Tea-Tray in the Sky
By Joel Abrams
Tea Tray Exterior
Tea Tray Interior
Tea-Tray in the Sky
1796 Massachusetts Avenue
Cambridge, MA 02140
Refreshing, flavorful, comforting, richly-colored - many of the adjectives that describe a good cup of tea perfectly describe Tea-Tray in the Sky. This Cambridge, MA teahouse is a relaxed, intimate oasis amid the ever-hipper bustle of Porter Square, a 15-minute walk west from Harvard University.
Outside, a winged teapot greets you from the store sign. Inside, ten tables for two (which can be pushed together for larger groups) seat a crowd in both sensible shoes and Birkenstocks. It's a great place to meet a friend, or stop by for refreshment. On the wall is the artwork inspired by the name: a vibrant, surreal mural of the Mad Hatter's tea party from Alice in Wonderland. The mural is the work of a Boston Surrealist, Julian Landa.
Looming behind the counter is a wall of tea. More than 75 varieties sit in antique metal canisters, on dark wood shelves. The teas come from every part of the tea-producing world: India, China, Japan, Sri Lanka, even Africa. The tea menu has whole sections for Black, Green, Flavored, and Herbal teas. Also available are chai and mint tea, and a daily selection of iced teas (on a recent day, nine different varieties were being poured).
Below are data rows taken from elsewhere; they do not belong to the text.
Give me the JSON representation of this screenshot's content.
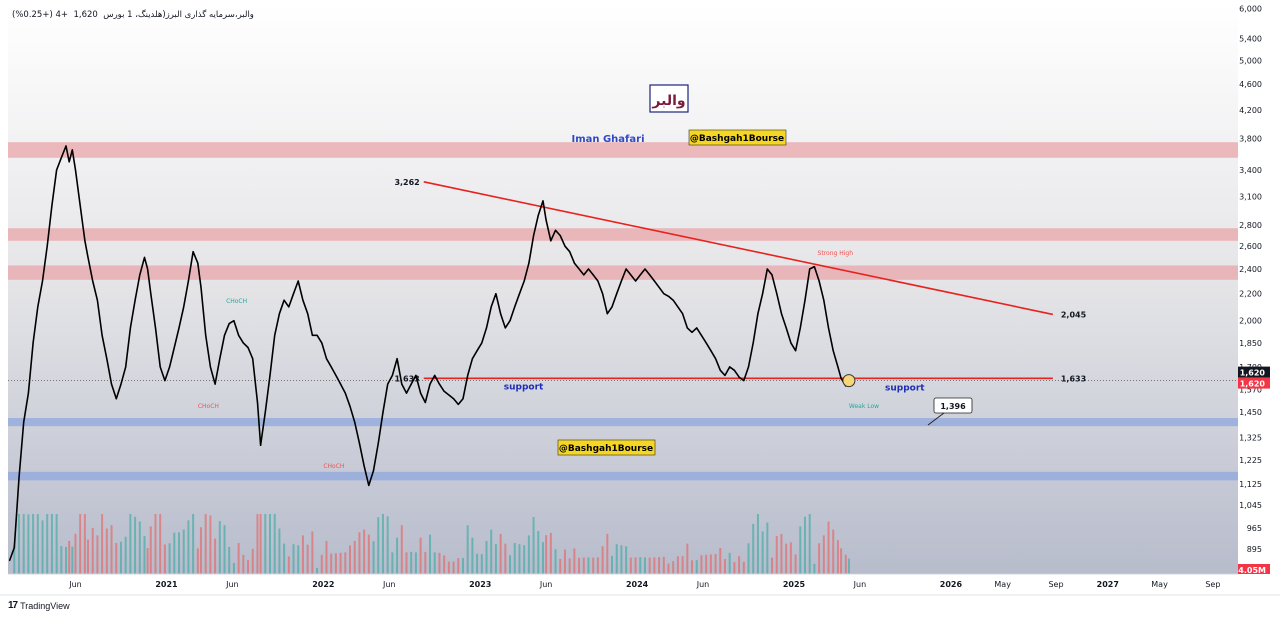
{
  "header": {
    "symbol_text": "والبر،سرمایه گذاری البرز(هلدینگ، 1 بورس",
    "price": "1,620",
    "change": "+4",
    "change_pct": "(+0.25%)"
  },
  "footer": {
    "logo_text": "TradingView",
    "logo_mark": "17"
  },
  "chart_data": {
    "type": "line",
    "y_axis_ticks": [
      "6,000",
      "5,400",
      "5,000",
      "4,600",
      "4,200",
      "3,800",
      "3,400",
      "3,100",
      "2,800",
      "2,600",
      "2,400",
      "2,200",
      "2,000",
      "1,850",
      "1,700",
      "1,570",
      "1,450",
      "1,325",
      "1,225",
      "1,125",
      "1,045",
      "965",
      "895"
    ],
    "y_scale": "log",
    "ylim": [
      820,
      6100
    ],
    "x_axis_ticks": [
      "Jun",
      "2021",
      "Jun",
      "2022",
      "Jun",
      "2023",
      "Jun",
      "2024",
      "Jun",
      "2025",
      "Jun",
      "2026",
      "May",
      "Sep",
      "2027",
      "May",
      "Sep"
    ],
    "x_tick_dates": [
      2020.42,
      2021.0,
      2021.42,
      2022.0,
      2022.42,
      2023.0,
      2023.42,
      2024.0,
      2024.42,
      2025.0,
      2025.42,
      2026.0,
      2026.33,
      2026.67,
      2027.0,
      2027.33,
      2027.67
    ],
    "xlim": [
      2019.99,
      2027.83
    ],
    "current_price_label": "1,620",
    "current_price_color": "#f23645",
    "volume_label": "4.05M",
    "volume_label_color": "#f23645",
    "series": [
      {
        "name": "",
        "color": "#000000",
        "points": [
          [
            2020.0,
            860
          ],
          [
            2020.03,
            900
          ],
          [
            2020.06,
            1150
          ],
          [
            2020.09,
            1400
          ],
          [
            2020.12,
            1550
          ],
          [
            2020.15,
            1850
          ],
          [
            2020.18,
            2100
          ],
          [
            2020.21,
            2300
          ],
          [
            2020.24,
            2600
          ],
          [
            2020.27,
            3000
          ],
          [
            2020.3,
            3400
          ],
          [
            2020.33,
            3550
          ],
          [
            2020.36,
            3700
          ],
          [
            2020.38,
            3500
          ],
          [
            2020.4,
            3650
          ],
          [
            2020.42,
            3400
          ],
          [
            2020.45,
            3000
          ],
          [
            2020.48,
            2650
          ],
          [
            2020.5,
            2500
          ],
          [
            2020.53,
            2300
          ],
          [
            2020.56,
            2150
          ],
          [
            2020.59,
            1900
          ],
          [
            2020.62,
            1750
          ],
          [
            2020.65,
            1600
          ],
          [
            2020.68,
            1520
          ],
          [
            2020.71,
            1600
          ],
          [
            2020.74,
            1700
          ],
          [
            2020.77,
            1950
          ],
          [
            2020.8,
            2150
          ],
          [
            2020.83,
            2350
          ],
          [
            2020.86,
            2500
          ],
          [
            2020.88,
            2400
          ],
          [
            2020.9,
            2200
          ],
          [
            2020.93,
            1950
          ],
          [
            2020.96,
            1700
          ],
          [
            2020.99,
            1620
          ],
          [
            2021.02,
            1700
          ],
          [
            2021.05,
            1820
          ],
          [
            2021.08,
            1950
          ],
          [
            2021.11,
            2100
          ],
          [
            2021.14,
            2300
          ],
          [
            2021.17,
            2550
          ],
          [
            2021.2,
            2450
          ],
          [
            2021.22,
            2250
          ],
          [
            2021.25,
            1900
          ],
          [
            2021.28,
            1700
          ],
          [
            2021.31,
            1600
          ],
          [
            2021.34,
            1750
          ],
          [
            2021.37,
            1900
          ],
          [
            2021.4,
            1980
          ],
          [
            2021.43,
            2000
          ],
          [
            2021.46,
            1900
          ],
          [
            2021.49,
            1850
          ],
          [
            2021.52,
            1820
          ],
          [
            2021.55,
            1750
          ],
          [
            2021.58,
            1500
          ],
          [
            2021.6,
            1290
          ],
          [
            2021.63,
            1450
          ],
          [
            2021.66,
            1650
          ],
          [
            2021.69,
            1900
          ],
          [
            2021.72,
            2050
          ],
          [
            2021.75,
            2150
          ],
          [
            2021.78,
            2100
          ],
          [
            2021.81,
            2200
          ],
          [
            2021.84,
            2300
          ],
          [
            2021.87,
            2150
          ],
          [
            2021.9,
            2050
          ],
          [
            2021.93,
            1900
          ],
          [
            2021.96,
            1900
          ],
          [
            2021.99,
            1850
          ],
          [
            2022.02,
            1750
          ],
          [
            2022.05,
            1700
          ],
          [
            2022.08,
            1650
          ],
          [
            2022.11,
            1600
          ],
          [
            2022.14,
            1550
          ],
          [
            2022.17,
            1480
          ],
          [
            2022.2,
            1400
          ],
          [
            2022.23,
            1300
          ],
          [
            2022.26,
            1200
          ],
          [
            2022.29,
            1120
          ],
          [
            2022.32,
            1180
          ],
          [
            2022.35,
            1300
          ],
          [
            2022.38,
            1450
          ],
          [
            2022.41,
            1600
          ],
          [
            2022.44,
            1650
          ],
          [
            2022.47,
            1750
          ],
          [
            2022.5,
            1600
          ],
          [
            2022.53,
            1550
          ],
          [
            2022.56,
            1600
          ],
          [
            2022.59,
            1650
          ],
          [
            2022.62,
            1550
          ],
          [
            2022.65,
            1500
          ],
          [
            2022.68,
            1600
          ],
          [
            2022.71,
            1650
          ],
          [
            2022.74,
            1600
          ],
          [
            2022.77,
            1560
          ],
          [
            2022.8,
            1540
          ],
          [
            2022.83,
            1520
          ],
          [
            2022.86,
            1490
          ],
          [
            2022.89,
            1520
          ],
          [
            2022.92,
            1650
          ],
          [
            2022.95,
            1750
          ],
          [
            2022.98,
            1800
          ],
          [
            2023.01,
            1850
          ],
          [
            2023.04,
            1950
          ],
          [
            2023.07,
            2100
          ],
          [
            2023.1,
            2200
          ],
          [
            2023.13,
            2050
          ],
          [
            2023.16,
            1950
          ],
          [
            2023.19,
            2000
          ],
          [
            2023.22,
            2100
          ],
          [
            2023.25,
            2200
          ],
          [
            2023.28,
            2300
          ],
          [
            2023.31,
            2450
          ],
          [
            2023.34,
            2700
          ],
          [
            2023.37,
            2900
          ],
          [
            2023.4,
            3050
          ],
          [
            2023.42,
            2850
          ],
          [
            2023.45,
            2650
          ],
          [
            2023.48,
            2750
          ],
          [
            2023.51,
            2700
          ],
          [
            2023.54,
            2600
          ],
          [
            2023.57,
            2550
          ],
          [
            2023.6,
            2450
          ],
          [
            2023.63,
            2400
          ],
          [
            2023.66,
            2350
          ],
          [
            2023.69,
            2400
          ],
          [
            2023.72,
            2350
          ],
          [
            2023.75,
            2300
          ],
          [
            2023.78,
            2200
          ],
          [
            2023.81,
            2050
          ],
          [
            2023.84,
            2100
          ],
          [
            2023.87,
            2200
          ],
          [
            2023.9,
            2300
          ],
          [
            2023.93,
            2400
          ],
          [
            2023.96,
            2350
          ],
          [
            2023.99,
            2300
          ],
          [
            2024.02,
            2350
          ],
          [
            2024.05,
            2400
          ],
          [
            2024.08,
            2350
          ],
          [
            2024.11,
            2300
          ],
          [
            2024.14,
            2250
          ],
          [
            2024.17,
            2200
          ],
          [
            2024.2,
            2180
          ],
          [
            2024.23,
            2150
          ],
          [
            2024.26,
            2100
          ],
          [
            2024.29,
            2050
          ],
          [
            2024.32,
            1950
          ],
          [
            2024.35,
            1920
          ],
          [
            2024.38,
            1950
          ],
          [
            2024.41,
            1900
          ],
          [
            2024.44,
            1850
          ],
          [
            2024.47,
            1800
          ],
          [
            2024.5,
            1750
          ],
          [
            2024.53,
            1680
          ],
          [
            2024.56,
            1650
          ],
          [
            2024.59,
            1700
          ],
          [
            2024.62,
            1680
          ],
          [
            2024.65,
            1640
          ],
          [
            2024.68,
            1620
          ],
          [
            2024.71,
            1700
          ],
          [
            2024.74,
            1850
          ],
          [
            2024.77,
            2050
          ],
          [
            2024.8,
            2200
          ],
          [
            2024.83,
            2400
          ],
          [
            2024.86,
            2350
          ],
          [
            2024.89,
            2200
          ],
          [
            2024.92,
            2050
          ],
          [
            2024.95,
            1950
          ],
          [
            2024.98,
            1850
          ],
          [
            2025.01,
            1800
          ],
          [
            2025.04,
            1950
          ],
          [
            2025.07,
            2150
          ],
          [
            2025.1,
            2400
          ],
          [
            2025.13,
            2420
          ],
          [
            2025.16,
            2300
          ],
          [
            2025.19,
            2150
          ],
          [
            2025.22,
            1950
          ],
          [
            2025.25,
            1800
          ],
          [
            2025.28,
            1700
          ],
          [
            2025.3,
            1633
          ],
          [
            2025.33,
            1590
          ],
          [
            2025.35,
            1620
          ]
        ]
      }
    ],
    "volume_color_up": "#26a69a",
    "volume_color_down": "#ef5350",
    "zones": [
      {
        "y_from": 3550,
        "y_to": 3750,
        "color": "#e8a5aa"
      },
      {
        "y_from": 2650,
        "y_to": 2770,
        "color": "#e8a5aa"
      },
      {
        "y_from": 2310,
        "y_to": 2430,
        "color": "#e8a5aa"
      },
      {
        "y_from": 1380,
        "y_to": 1420,
        "color": "#8fa7de"
      },
      {
        "y_from": 1140,
        "y_to": 1175,
        "color": "#8fa7de"
      }
    ],
    "trendline": {
      "from": [
        2022.64,
        3262
      ],
      "to": [
        2026.65,
        2045
      ],
      "color": "#e8221d",
      "label_start": "3,262",
      "label_end": "2,045"
    },
    "support_line": {
      "from": [
        2022.64,
        1633
      ],
      "to": [
        2026.65,
        1633
      ],
      "color": "#e8221d",
      "label_start": "1,633",
      "label_end": "1,633",
      "labels": [
        "support",
        "support"
      ]
    },
    "target_label": "1,396",
    "annotations": [
      {
        "text": "Iman Ghafari",
        "color": "#2f48c7"
      },
      {
        "text": "@Bashgah1Bourse",
        "color": "#000000",
        "bg": "#f5d622"
      },
      {
        "text": "@Bashgah1Bourse",
        "color": "#000000",
        "bg": "#f5d622"
      },
      {
        "text": "والبر",
        "color": "#7a1b3d"
      }
    ],
    "structure_labels": [
      {
        "text": "CHoCH",
        "at": [
          2021.38,
          2130
        ],
        "color": "#26a69a"
      },
      {
        "text": "CHoCH",
        "at": [
          2021.2,
          1470
        ],
        "color": "#ef5350"
      },
      {
        "text": "CHoCH",
        "at": [
          2022.0,
          1190
        ],
        "color": "#ef5350"
      },
      {
        "text": "Strong High",
        "at": [
          2025.15,
          2520
        ],
        "color": "#ef5350"
      },
      {
        "text": "Weak Low",
        "at": [
          2025.35,
          1470
        ],
        "color": "#26a69a"
      }
    ]
  }
}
All the teas are brewed-up for you properly in a glass teapot, which lets you admire the color of the tea. It sits on your table on a glass stand, warmed by a tea-light, begging admiration for the rich color of the tea. The kitchen steeps the tea for the optimal time and removes the leaves before sending the pot out.
On a recent visit, I tried a South African KwaZulu Ntingwe Estate tea ($3.75/pot, the standard price; a few rare teas are more). The tea was brisk and a bit malty, like an Assam, but subtly different.
Tea-Tray's menu, like a traditional tea, is divided into savory and sweet sections, each more mouth-watering than the other. But the selections are contemporary American cuisine, not traditional British fare. Other than scones, that is, which are baked fresh daily.
The savory section includes salads and sandwiches. One stand-out from the sandwich options is roasted eggplant, goat cheese, spinach and tomatoes, with fresh field greens, severed up on a fresh-baked foccacia ($6.75). A house specialty is home-cured gravlax salmon, available in either a sandwich ($10.75) or salad. There are also daily specials, including a savory tart, strata (a savory bread pudding), and soups.
Choosing a dessert is a daunting task. The choices range from simple shortbread cookies ($2.25) to a decadent fallen chocolate and peanut butter soufflé ($6.75). In between, you can sample the chocolate citrus baklava, a daily creme brule, or a fruit and cheese plate. There's also an array of fresh-baked pastries and cakes displayed in a case. I tried a heavenly slice of almond genoise, a delicate cake with layers of lemon curd, raspberries, and blueberries, coated with a rich butter-cream frosting. The combination was mouthwatering. It called for another cup of tea.
The one sour note is occasional slow service, especially on weekends when all the tables are filled. While you wait, you can browse through an amazing array of tea merchandise. The pots, mugs, and infusers you expect to see in a tea-room jostle for space with rarer items: tea jewelry, tea stickers, tea art, and tea shirts.